Despite the early twist and predictable ending, it’s an excellent episode of Tales of Tomorrow. McGavin is terrific and one of the show’s regular directors, Don Medford, uses the camera to slowly zoom into his face as he first refuses to take the job, then finally agrees. The simple movement adds suspense to the scene.

Writer | Paul Tripp
Director | Paul Tripp
Air Date | July 18, 1952
Mild mannered Sam Whipple (Paul Tripp) breaks the fourth wall to tell us he invented a crude but effective time machine. He shares the story of whast happened 100 years from “now” in 2052, when the whole world stood on the edge of doom. There (or then), Doctor Jarvis (Theo Goetz) wonders how they failed and asks his daughter, Mary (Ruth Enders), how one gives the world the facts about its imminent destruction.
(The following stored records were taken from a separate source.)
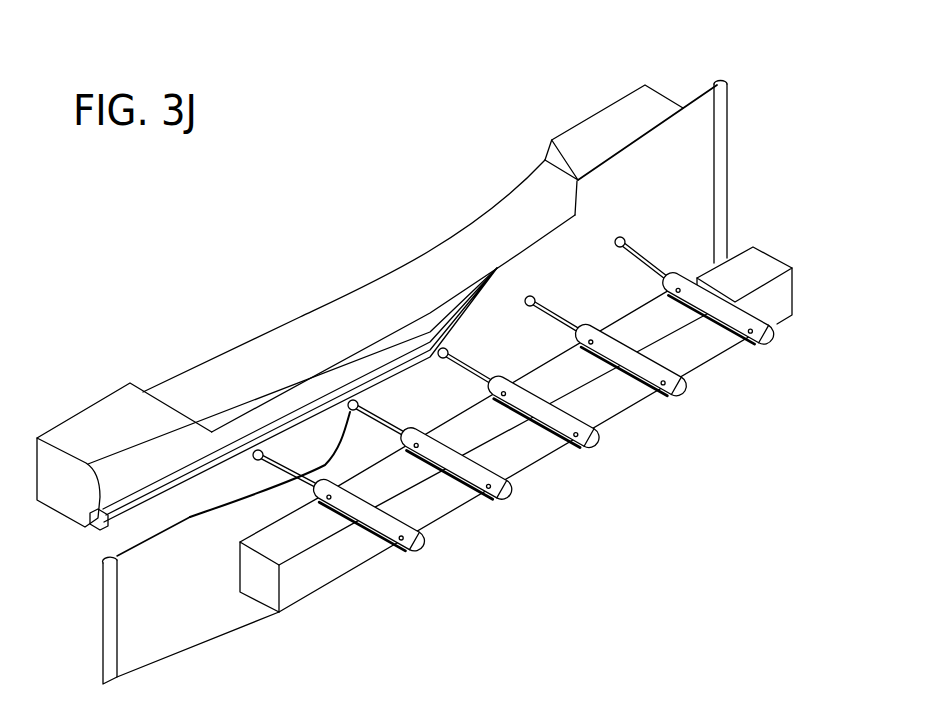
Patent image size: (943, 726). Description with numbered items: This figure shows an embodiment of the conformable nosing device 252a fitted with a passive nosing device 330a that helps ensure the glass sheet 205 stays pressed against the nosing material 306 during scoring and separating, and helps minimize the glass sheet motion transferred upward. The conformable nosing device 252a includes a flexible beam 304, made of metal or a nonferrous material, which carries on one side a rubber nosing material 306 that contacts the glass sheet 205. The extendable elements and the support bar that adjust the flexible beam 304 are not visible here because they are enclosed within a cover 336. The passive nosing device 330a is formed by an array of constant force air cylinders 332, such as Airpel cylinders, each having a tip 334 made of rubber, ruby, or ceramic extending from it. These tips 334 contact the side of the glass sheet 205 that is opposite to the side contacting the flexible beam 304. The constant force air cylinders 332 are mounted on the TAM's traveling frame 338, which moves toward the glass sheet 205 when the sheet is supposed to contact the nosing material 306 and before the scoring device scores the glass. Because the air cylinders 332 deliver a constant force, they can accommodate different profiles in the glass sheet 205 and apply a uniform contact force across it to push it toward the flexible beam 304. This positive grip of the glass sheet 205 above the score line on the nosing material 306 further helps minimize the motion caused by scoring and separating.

The conformable nosing device 252a is at (683, 76).
The glass sheet 205 is at (683, 172).
The tip 334 is at (258, 450).
The passive nosing device 330a is at (794, 163).
The cover 336 is at (95, 427).
The flexible beam 304 is at (102, 514).
The nosing material 306 is at (99, 527).
The constant force air cylinder 332 is at (766, 336).
The traveling frame 338 is at (313, 567).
He tells the truth: that 100 years ago one small mistake started a chain reaction of radioactivity.
It’s an ironic fate because during the last century, the world has finally reached a peaceful existence. Mary recommends one more check and they witness the mistake before it’s made on June 30, 1952. She suggests traveling back in time to prevent the mistake. The past can’t be changed, but for some reason they think they can manipulate Sam Whipple’s time machine to achieve their goal. Sure enough, Sam arrives in 2052 to meet Jarvis and Mary.
He likes the advancements so much in 2052 that he asks if he can stay. The Jarvises tell him what’s happening and he replies…
If only I’d known.
…and say now that he does know, he can go back and prevent the end of the world. In 1952, he has only 20 minutes and interrupts doctors Thorn (Arthur Tell) and Adams (Rex Marshall.) They don’t believe him. So Whipple destroys their notes, causing them to start over. Afterwards, he tells his sister, Sara (Joy Hathaway), that he’s going back to the future. Little does he know that she destroyed his time machine because she feared he was obsessed with it.
I’m not sure it’s exactly the moral of the story, but Sam learns a lesson for himself:
A fella can have his future in his own lifetime, too.
Sam is a happy-go-lucky delight in “Ahead of His Time.” Paul Tripp would be great in a kids’ show. In fact, he was. Before Tales of Tomorrow, he created Mr. I. Magination (1949-52) for CBS. He was subsequently responsible for the Emmy-winning On the Carousel (1955) and other family shows through the years. His crowning achievement, though, may be Tubby the Tuba (1975), which he wrote, produced, and narrated for HBO. Others may argue that statement, though. He was also the creative force behind The Christmas That Almost Wasn’t (1966), where his character was named… Sam Whipple.